Monday, April 8, 2013

5 Common Myths about Financial Planning


It is true that the objective of financial planning may vary for different individual but the need for it is also interpreted differently by many. This gives rise to various myths & speculations related to financial planning. We list down the most common myths of financial planning:

1. Life Insurance has solved my family’s crisis after my death:
It is the most common myth that financial planning is complete when you have insured your family against crisis but the question is will that suffice all their needs considering the soaring inflation & various unexpected expenses that crop up.

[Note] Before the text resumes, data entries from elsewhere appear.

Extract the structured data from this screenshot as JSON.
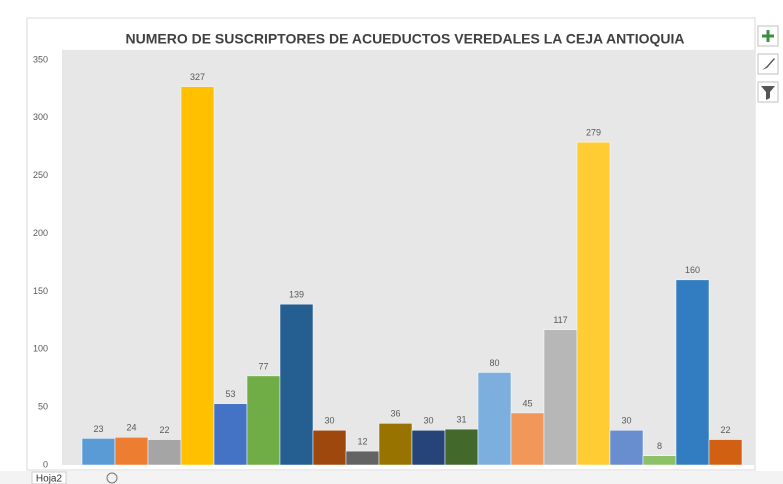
{
  "chart_data": {
    "type": "bar",
    "title": "NUMERO DE SUSCRIPTORES DE ACUEDUCTOS VEREDALES LA CEJA ANTIOQUIA",
    "values": [
      23,
      24,
      22,
      327,
      53,
      77,
      139,
      30,
      12,
      36,
      30,
      31,
      80,
      45,
      117,
      279,
      30,
      8,
      160,
      22
    ],
    "colors": [
      "#5b9bd5",
      "#ed7d31",
      "#a5a5a5",
      "#ffc000",
      "#4472c4",
      "#70ad47",
      "#255e91",
      "#9e480e",
      "#636363",
      "#997300",
      "#264478",
      "#43682b",
      "#7cafdd",
      "#f1975a",
      "#b7b7b7",
      "#ffcd33",
      "#698ed0",
      "#8cc168",
      "#327dc2",
      "#d26012"
    ],
    "ylim": [
      0,
      350
    ],
    "yticks": [
      0,
      50,
      100,
      150,
      200,
      250,
      300,
      350
    ],
    "grid": false
  },
  "ui": {
    "sheet_tab": "Hoja2"
  }
}
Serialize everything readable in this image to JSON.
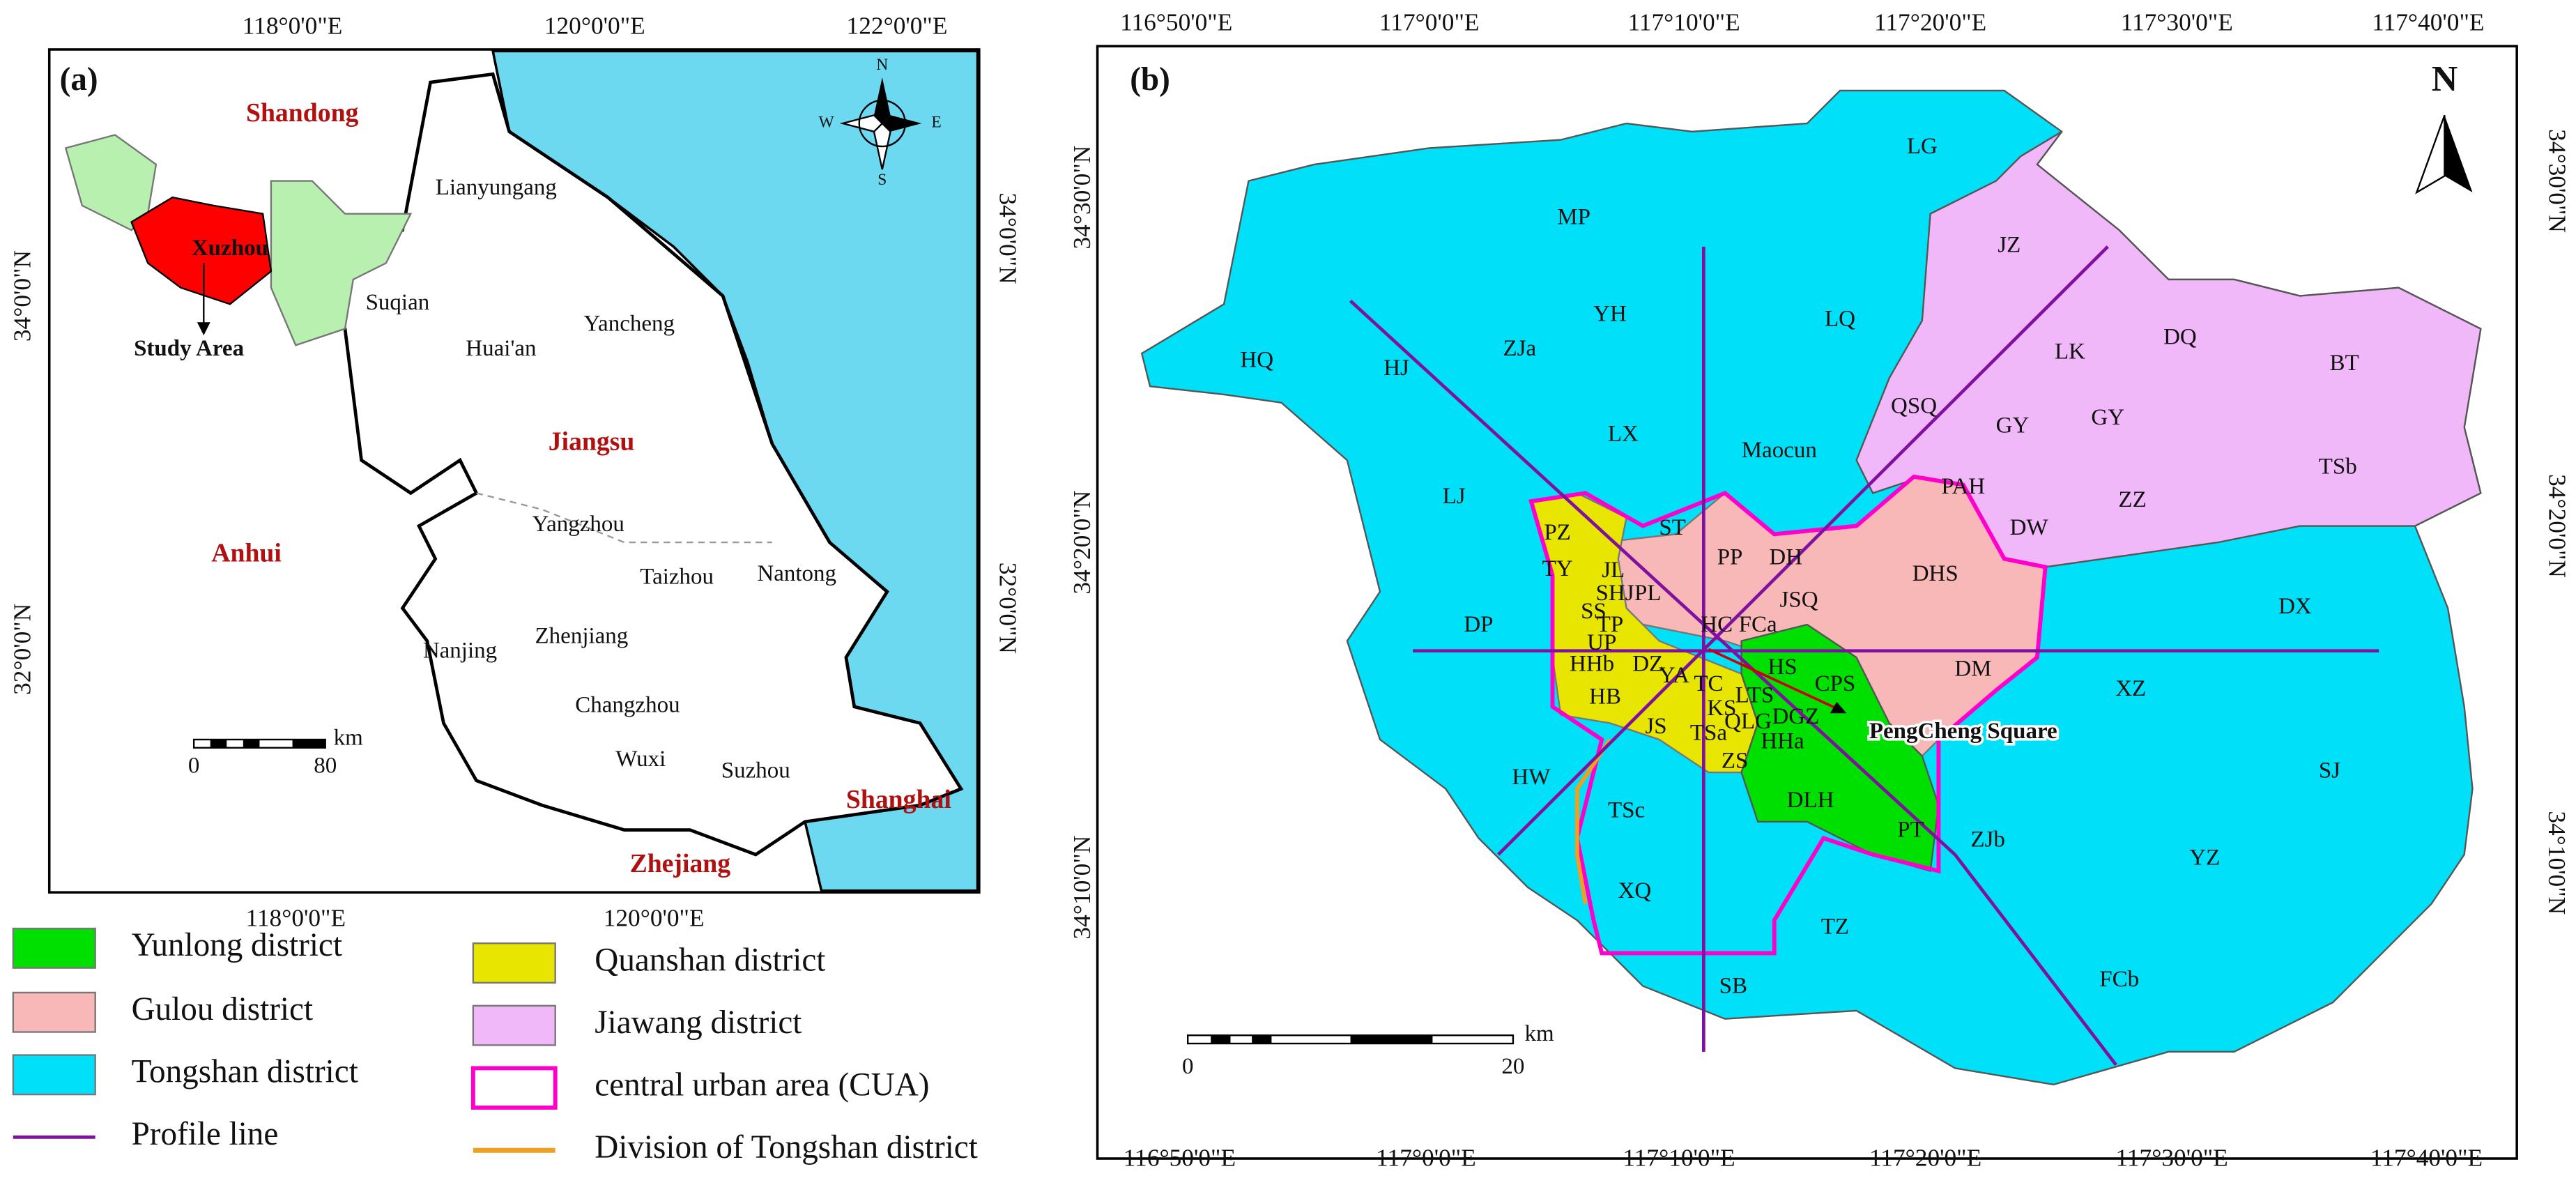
{
  "panel_a": {
    "label": "(a)",
    "top_ticks": [
      "118°0'0\"E",
      "120°0'0\"E",
      "122°0'0\"E"
    ],
    "bottom_ticks": [
      "118°0'0\"E",
      "120°0'0\"E"
    ],
    "left_ticks": [
      "34°0'0\"N",
      "32°0'0\"N"
    ],
    "right_ticks": [
      "34°0'0\"N",
      "32°0'0\"N"
    ],
    "places": [
      "Shandong",
      "Lianyungang",
      "Xuzhou",
      "Study Area",
      "Suqian",
      "Yancheng",
      "Huai'an",
      "Jiangsu",
      "Anhui",
      "Yangzhou",
      "Taizhou",
      "Nantong",
      "Nanjing",
      "Zhenjiang",
      "Changzhou",
      "Wuxi",
      "Suzhou",
      "Shanghai",
      "Zhejiang"
    ],
    "compass": [
      "N",
      "S",
      "W",
      "E"
    ],
    "scale_bar": {
      "unit": "km",
      "ticks": [
        0,
        80
      ]
    }
  },
  "panel_b": {
    "label": "(b)",
    "top_ticks": [
      "116°50'0\"E",
      "117°0'0\"E",
      "117°10'0\"E",
      "117°20'0\"E",
      "117°30'0\"E",
      "117°40'0\"E"
    ],
    "bottom_ticks": [
      "116°50'0\"E",
      "117°0'0\"E",
      "117°10'0\"E",
      "117°20'0\"E",
      "117°30'0\"E",
      "117°40'0\"E"
    ],
    "left_ticks": [
      "34°30'0\"N",
      "34°20'0\"N",
      "34°10'0\"N"
    ],
    "right_ticks": [
      "34°30'0\"N",
      "34°20'0\"N",
      "34°10'0\"N"
    ],
    "north": "N",
    "places": [
      "HQ",
      "HJ",
      "ZJa",
      "YH",
      "MP",
      "LX",
      "LQ",
      "LG",
      "Maocun",
      "JZ",
      "LK",
      "DQ",
      "BT",
      "QSQ",
      "GY",
      "GY",
      "PAH",
      "DW",
      "ZZ",
      "TSb",
      "LJ",
      "PZ",
      "TY",
      "ST",
      "JL",
      "PP",
      "DH",
      "DHS",
      "SHJ",
      "PL",
      "JSQ",
      "DP",
      "SS",
      "TP",
      "HC",
      "FCa",
      "DX",
      "UP",
      "HHb",
      "DZ",
      "YA",
      "HS",
      "DM",
      "CPS",
      "HB",
      "TC",
      "LTS",
      "XZ",
      "KS",
      "JS",
      "TSa",
      "QLG",
      "DGZ",
      "HHa",
      "SJ",
      "HW",
      "ZS",
      "DLH",
      "TSc",
      "PT",
      "ZJb",
      "YZ",
      "XQ",
      "TZ",
      "FCb",
      "SB"
    ],
    "landmark": "PengCheng Square",
    "scale_bar": {
      "unit": "km",
      "ticks": [
        0,
        20
      ]
    }
  },
  "legend": [
    "Yunlong district",
    "Gulou district",
    "Tongshan district",
    "Profile line",
    "Quanshan district",
    "Jiawang district",
    "central urban area (CUA)",
    "Division of Tongshan district"
  ]
}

2. Don’t have sufficient funds to start planning for investments:
The most common perception to avoid financial planning is that funds are never sufficient but contingencies come up without invitation. It is important that you are prepared for them & saved now. It becomes all the more important to plan your finances so that you make your money work for you.

3. Financial Planning is all about investments: 
True financial planning involves investments but is not only restricted to it. It includes various other aspects like budgeting for day-to-day expenses, making smart tax decisions, planning for your retirement & various other things are equally important. A financial planning professional can offer assistance in all of these areas.

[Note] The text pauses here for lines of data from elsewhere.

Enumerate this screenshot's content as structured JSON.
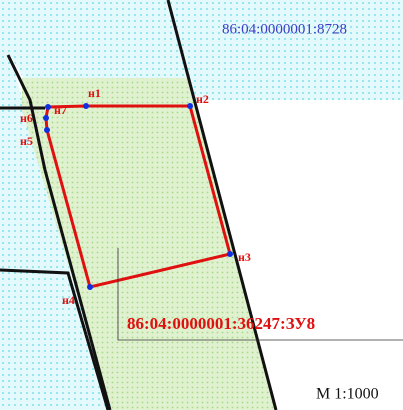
{
  "parcels": [
    {
      "label": "86:04:0000001:8728"
    },
    {
      "label": "86:04:0000001:36247:ЗУ8"
    }
  ],
  "points": [
    "н1",
    "н2",
    "н3",
    "н4",
    "н5",
    "н6",
    "н7"
  ],
  "scale": "М 1:1000"
}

4. We are too young to think about financial planning: 
It is under this common mis-conception that most people push financial planning to future. It is important to understand that planning for future or retirement is not a contingency but a necessity that can be easily worked upon when started early. It not only gives you the advantage of compounding of savings but also take cares of inflationary pressures

5. Wealth will be inherited & does not need financial planning:
Will is a very important part of inheritance & financial planning involves making of a will to avoid disputes. It ensures there is smooth flow of the inheritance you are going to inherit or pass on.

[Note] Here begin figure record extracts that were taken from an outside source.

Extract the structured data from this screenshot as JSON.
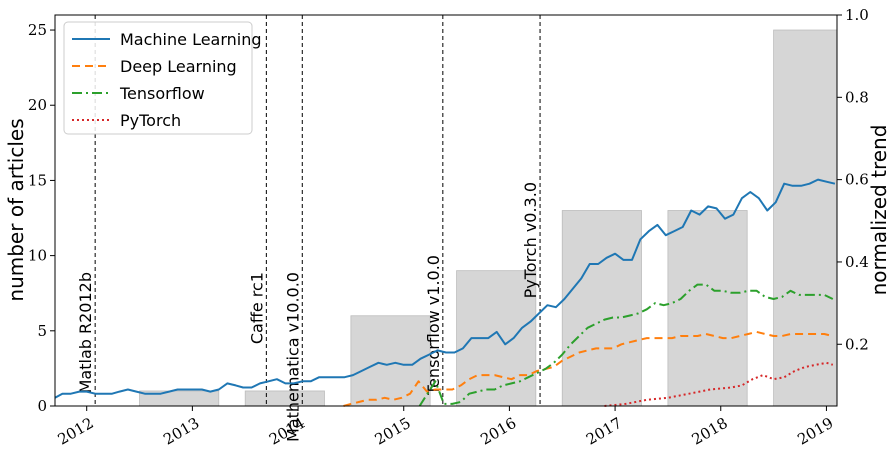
{
  "chart_data": {
    "type": "line",
    "title": "",
    "xlabel": "",
    "ylabel": "number of articles",
    "y2label": "normalized trend",
    "xlim": [
      2011.7,
      2019.1
    ],
    "ylim": [
      0,
      26
    ],
    "y2lim": [
      0.05,
      1.0
    ],
    "x_ticks": [
      {
        "value": 2012,
        "label": "2012"
      },
      {
        "value": 2013,
        "label": "2013"
      },
      {
        "value": 2014,
        "label": "2014"
      },
      {
        "value": 2015,
        "label": "2015"
      },
      {
        "value": 2016,
        "label": "2016"
      },
      {
        "value": 2017,
        "label": "2017"
      },
      {
        "value": 2018,
        "label": "2018"
      },
      {
        "value": 2019,
        "label": "2019"
      }
    ],
    "y_ticks": [
      {
        "value": 0,
        "label": "0"
      },
      {
        "value": 5,
        "label": "5"
      },
      {
        "value": 10,
        "label": "10"
      },
      {
        "value": 15,
        "label": "15"
      },
      {
        "value": 20,
        "label": "20"
      },
      {
        "value": 25,
        "label": "25"
      }
    ],
    "y2_ticks": [
      {
        "value": 0.2,
        "label": "0.2"
      },
      {
        "value": 0.4,
        "label": "0.4"
      },
      {
        "value": 0.6,
        "label": "0.6"
      },
      {
        "value": 0.8,
        "label": "0.8"
      },
      {
        "value": 1.0,
        "label": "1.0"
      }
    ],
    "bars": [
      {
        "year": 2012,
        "x0": 2012.5,
        "x1": 2013.25,
        "value": 1
      },
      {
        "year": 2013,
        "x0": 2013.5,
        "x1": 2014.25,
        "value": 1
      },
      {
        "year": 2014,
        "x0": 2014.5,
        "x1": 2015.25,
        "value": 6
      },
      {
        "year": 2015,
        "x0": 2015.5,
        "x1": 2016.25,
        "value": 9
      },
      {
        "year": 2016,
        "x0": 2016.5,
        "x1": 2017.25,
        "value": 13
      },
      {
        "year": 2017,
        "x0": 2017.5,
        "x1": 2018.25,
        "value": 13
      },
      {
        "year": 2018,
        "x0": 2018.5,
        "x1": 2019.25,
        "value": 25
      }
    ],
    "releases": [
      {
        "x": 2012.08,
        "label": "Matlab R2012b"
      },
      {
        "x": 2013.7,
        "label": "Caffe rc1"
      },
      {
        "x": 2014.04,
        "label": "Mathematica v10.0.0"
      },
      {
        "x": 2015.37,
        "label": "Tensorflow v1.0.0"
      },
      {
        "x": 2016.29,
        "label": "PyTorch v0.3.0"
      }
    ],
    "series": [
      {
        "name": "Machine Learning",
        "color": "#1f77b4",
        "dash": "",
        "points": [
          [
            2011.7,
            0.07
          ],
          [
            2011.77,
            0.08
          ],
          [
            2011.85,
            0.08
          ],
          [
            2011.93,
            0.085
          ],
          [
            2012.0,
            0.085
          ],
          [
            2012.08,
            0.08
          ],
          [
            2012.16,
            0.08
          ],
          [
            2012.24,
            0.08
          ],
          [
            2012.31,
            0.085
          ],
          [
            2012.39,
            0.09
          ],
          [
            2012.47,
            0.085
          ],
          [
            2012.55,
            0.08
          ],
          [
            2012.63,
            0.08
          ],
          [
            2012.7,
            0.08
          ],
          [
            2012.78,
            0.085
          ],
          [
            2012.86,
            0.09
          ],
          [
            2012.93,
            0.09
          ],
          [
            2013.01,
            0.09
          ],
          [
            2013.09,
            0.09
          ],
          [
            2013.17,
            0.085
          ],
          [
            2013.25,
            0.09
          ],
          [
            2013.33,
            0.105
          ],
          [
            2013.41,
            0.1
          ],
          [
            2013.48,
            0.095
          ],
          [
            2013.56,
            0.095
          ],
          [
            2013.64,
            0.105
          ],
          [
            2013.72,
            0.11
          ],
          [
            2013.8,
            0.115
          ],
          [
            2013.88,
            0.105
          ],
          [
            2013.96,
            0.105
          ],
          [
            2014.04,
            0.11
          ],
          [
            2014.12,
            0.11
          ],
          [
            2014.2,
            0.12
          ],
          [
            2014.28,
            0.12
          ],
          [
            2014.36,
            0.12
          ],
          [
            2014.44,
            0.12
          ],
          [
            2014.52,
            0.125
          ],
          [
            2014.6,
            0.135
          ],
          [
            2014.68,
            0.145
          ],
          [
            2014.76,
            0.155
          ],
          [
            2014.84,
            0.15
          ],
          [
            2014.92,
            0.155
          ],
          [
            2015.0,
            0.15
          ],
          [
            2015.08,
            0.15
          ],
          [
            2015.16,
            0.165
          ],
          [
            2015.24,
            0.175
          ],
          [
            2015.32,
            0.185
          ],
          [
            2015.4,
            0.18
          ],
          [
            2015.48,
            0.18
          ],
          [
            2015.56,
            0.19
          ],
          [
            2015.64,
            0.215
          ],
          [
            2015.72,
            0.215
          ],
          [
            2015.8,
            0.215
          ],
          [
            2015.88,
            0.23
          ],
          [
            2015.96,
            0.2
          ],
          [
            2016.04,
            0.215
          ],
          [
            2016.12,
            0.24
          ],
          [
            2016.2,
            0.255
          ],
          [
            2016.28,
            0.275
          ],
          [
            2016.36,
            0.295
          ],
          [
            2016.44,
            0.29
          ],
          [
            2016.52,
            0.31
          ],
          [
            2016.6,
            0.335
          ],
          [
            2016.68,
            0.36
          ],
          [
            2016.76,
            0.395
          ],
          [
            2016.84,
            0.395
          ],
          [
            2016.92,
            0.41
          ],
          [
            2017.0,
            0.42
          ],
          [
            2017.08,
            0.405
          ],
          [
            2017.16,
            0.405
          ],
          [
            2017.24,
            0.455
          ],
          [
            2017.32,
            0.475
          ],
          [
            2017.4,
            0.49
          ],
          [
            2017.48,
            0.465
          ],
          [
            2017.56,
            0.475
          ],
          [
            2017.64,
            0.485
          ],
          [
            2017.72,
            0.525
          ],
          [
            2017.8,
            0.515
          ],
          [
            2017.88,
            0.535
          ],
          [
            2017.96,
            0.53
          ],
          [
            2018.04,
            0.505
          ],
          [
            2018.12,
            0.515
          ],
          [
            2018.2,
            0.555
          ],
          [
            2018.28,
            0.57
          ],
          [
            2018.36,
            0.555
          ],
          [
            2018.44,
            0.525
          ],
          [
            2018.52,
            0.545
          ],
          [
            2018.6,
            0.59
          ],
          [
            2018.68,
            0.585
          ],
          [
            2018.76,
            0.585
          ],
          [
            2018.84,
            0.59
          ],
          [
            2018.92,
            0.6
          ],
          [
            2019.0,
            0.595
          ],
          [
            2019.08,
            0.59
          ]
        ]
      },
      {
        "name": "Deep Learning",
        "color": "#ff7f0e",
        "dash": "8,5",
        "points": [
          [
            2014.43,
            0.05
          ],
          [
            2014.5,
            0.055
          ],
          [
            2014.58,
            0.06
          ],
          [
            2014.66,
            0.065
          ],
          [
            2014.74,
            0.065
          ],
          [
            2014.82,
            0.07
          ],
          [
            2014.9,
            0.065
          ],
          [
            2014.98,
            0.07
          ],
          [
            2015.06,
            0.08
          ],
          [
            2015.14,
            0.11
          ],
          [
            2015.22,
            0.085
          ],
          [
            2015.3,
            0.09
          ],
          [
            2015.38,
            0.09
          ],
          [
            2015.46,
            0.09
          ],
          [
            2015.54,
            0.1
          ],
          [
            2015.62,
            0.115
          ],
          [
            2015.7,
            0.125
          ],
          [
            2015.78,
            0.125
          ],
          [
            2015.86,
            0.125
          ],
          [
            2015.94,
            0.12
          ],
          [
            2016.02,
            0.115
          ],
          [
            2016.1,
            0.125
          ],
          [
            2016.18,
            0.125
          ],
          [
            2016.26,
            0.135
          ],
          [
            2016.34,
            0.14
          ],
          [
            2016.42,
            0.145
          ],
          [
            2016.5,
            0.16
          ],
          [
            2016.58,
            0.17
          ],
          [
            2016.66,
            0.18
          ],
          [
            2016.74,
            0.185
          ],
          [
            2016.82,
            0.19
          ],
          [
            2016.9,
            0.19
          ],
          [
            2016.98,
            0.19
          ],
          [
            2017.06,
            0.2
          ],
          [
            2017.14,
            0.205
          ],
          [
            2017.22,
            0.21
          ],
          [
            2017.3,
            0.215
          ],
          [
            2017.38,
            0.215
          ],
          [
            2017.46,
            0.215
          ],
          [
            2017.54,
            0.215
          ],
          [
            2017.62,
            0.22
          ],
          [
            2017.7,
            0.22
          ],
          [
            2017.78,
            0.22
          ],
          [
            2017.86,
            0.225
          ],
          [
            2017.94,
            0.22
          ],
          [
            2018.02,
            0.215
          ],
          [
            2018.1,
            0.215
          ],
          [
            2018.18,
            0.22
          ],
          [
            2018.26,
            0.225
          ],
          [
            2018.34,
            0.23
          ],
          [
            2018.42,
            0.225
          ],
          [
            2018.5,
            0.22
          ],
          [
            2018.58,
            0.22
          ],
          [
            2018.66,
            0.225
          ],
          [
            2018.74,
            0.225
          ],
          [
            2018.82,
            0.225
          ],
          [
            2018.9,
            0.225
          ],
          [
            2018.98,
            0.225
          ],
          [
            2019.06,
            0.22
          ]
        ]
      },
      {
        "name": "Tensorflow",
        "color": "#2ca02c",
        "dash": "10,4,2,4",
        "points": [
          [
            2015.15,
            0.05
          ],
          [
            2015.3,
            0.11
          ],
          [
            2015.38,
            0.055
          ],
          [
            2015.46,
            0.055
          ],
          [
            2015.54,
            0.06
          ],
          [
            2015.62,
            0.08
          ],
          [
            2015.7,
            0.085
          ],
          [
            2015.78,
            0.09
          ],
          [
            2015.86,
            0.09
          ],
          [
            2015.94,
            0.1
          ],
          [
            2016.02,
            0.105
          ],
          [
            2016.1,
            0.11
          ],
          [
            2016.18,
            0.12
          ],
          [
            2016.26,
            0.13
          ],
          [
            2016.34,
            0.14
          ],
          [
            2016.42,
            0.155
          ],
          [
            2016.5,
            0.175
          ],
          [
            2016.58,
            0.2
          ],
          [
            2016.66,
            0.22
          ],
          [
            2016.74,
            0.24
          ],
          [
            2016.82,
            0.25
          ],
          [
            2016.9,
            0.26
          ],
          [
            2016.98,
            0.265
          ],
          [
            2017.06,
            0.265
          ],
          [
            2017.14,
            0.27
          ],
          [
            2017.22,
            0.275
          ],
          [
            2017.3,
            0.285
          ],
          [
            2017.38,
            0.3
          ],
          [
            2017.46,
            0.295
          ],
          [
            2017.54,
            0.3
          ],
          [
            2017.62,
            0.31
          ],
          [
            2017.7,
            0.33
          ],
          [
            2017.78,
            0.345
          ],
          [
            2017.86,
            0.345
          ],
          [
            2017.94,
            0.33
          ],
          [
            2018.02,
            0.33
          ],
          [
            2018.1,
            0.325
          ],
          [
            2018.18,
            0.325
          ],
          [
            2018.26,
            0.33
          ],
          [
            2018.34,
            0.33
          ],
          [
            2018.42,
            0.315
          ],
          [
            2018.5,
            0.31
          ],
          [
            2018.58,
            0.315
          ],
          [
            2018.66,
            0.33
          ],
          [
            2018.74,
            0.32
          ],
          [
            2018.82,
            0.32
          ],
          [
            2018.9,
            0.32
          ],
          [
            2018.98,
            0.32
          ],
          [
            2019.06,
            0.31
          ]
        ]
      },
      {
        "name": "PyTorch",
        "color": "#d62728",
        "dash": "2,3",
        "points": [
          [
            2016.9,
            0.05
          ],
          [
            2017.1,
            0.055
          ],
          [
            2017.3,
            0.065
          ],
          [
            2017.5,
            0.07
          ],
          [
            2017.7,
            0.08
          ],
          [
            2017.9,
            0.09
          ],
          [
            2018.1,
            0.095
          ],
          [
            2018.2,
            0.1
          ],
          [
            2018.3,
            0.115
          ],
          [
            2018.4,
            0.125
          ],
          [
            2018.5,
            0.115
          ],
          [
            2018.6,
            0.12
          ],
          [
            2018.7,
            0.135
          ],
          [
            2018.8,
            0.145
          ],
          [
            2018.9,
            0.15
          ],
          [
            2019.0,
            0.155
          ],
          [
            2019.06,
            0.15
          ]
        ]
      }
    ],
    "legend_position": "top-left",
    "grid": false
  }
}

Separating fact from fiction is an essential step toward building a sound financial plan. And a sound financial plan ensures you have the right support to achieve your goals in life. Clear all your myths & get the right advice for your financial planning with our experts at http://www.karvywealth.com/home.aspx

Thursday, March 28, 2013

5 Money Management Tips for Youth

Armed with capabilities & sound knowledge you have successfully made your journey from college to professional life. And now that you proudly fill your pockets with your hard earned money, you have many more needs to spend it on. Address these needs by growing the very money, not with extra work but with investments. As a naive & young professional, money matters might confuse you but with few basic & effective application methods you might just emerge as an informed investor:

1.  Put your idle money to use: Savings is not a priority when you are young & even if not a spendthrift, most of the youth push savings plan for future. But with small & smart efforts of planning even the money lying in your savings account can be put to use:
  • Sweep-in Facility by Banks: This facility combine the high returns of a fixed deposit with the liquidity of a savings bank account. It means if the balance in your account rises above a threshold limit, the excess funds are automatically transferred to fixed deposits and you earn a better interest on your money. The interest offered varies in various banks
  • Liquid Funds: Invest in liquid funds that offer returns on your idle money without much credit risk & with the benefit of high liquidity. They Invest in securities with a maximum maturity of 91 days & money reaches your bank account within 24 hours of redemption
  • Short Term Debt Funds: If there is enough in the flexi account and in liquid funds, consider putting the rest of your cash holding in short-term debt funds generating stable returns. The short holding period of these funds make them less vulnerable to interest rate changes

2.  Learn Tax Saving: Tax saving plan indirectly encourages savings. It only makes sense that you put your hard earned money to optimum use & learn about basic tax saving investment instruments like:
  • Public Provident Fund: Popularly known as PPF, these investments earn an assured return of 8.8% per annum. Not only is the interest tax-free, investments of upto Rs 100,000 in each financial year are eligible for tax benefits under Section 80C of the Income Tax Act.
  • Equity-linked savings scheme: Investment in Equity-linked savings schemes of Mutual Fund is also eligible for deduction under Section 80C. The lock-in period for ELSS investments is 3 years & hence there is no capital gains during redemption of the investment

3.  Get a Term Plan: The very thought of getting yourself insured at young age might startle you but getting it now works in your favor. A term plan is the cheapest form of availing an insurance cover because when you are young the premium amounts will be much lower than later & also it remains unchanged over the tenure of the policy. Certainly with time & change of needs & obligations adding other policies to your portfolio maybe needed but as of now get started with term plan.

4.  Use the Plastic Money Rationally: The attractive benefits offered by credit cards are advised no to be used for purchasing everyday item because these benefits come with a cost. They might put you in unnecessary debt as the interest rates on their services are anywhere between 2.5 per cent to 3.4 per cent per month. Hence, it is viable that you restrict your dependencies on credit cards & spend judiciously.

5.  Update your Financial Knowledge:  Apart from several books, websites and publications that offer information on investing and personal finance, hire the services of a competent and experienced financial planner or advisor. It pays well to get an insight from the expert while evaluating or choosing the best options from you. This strengthens your financial knowledge base & enables you to strive towards your goals confidently. 

As you switch over from your jeans to formals, these basic wealth management tips would ensure that this transition of yours is as enjoyable as you had always planned.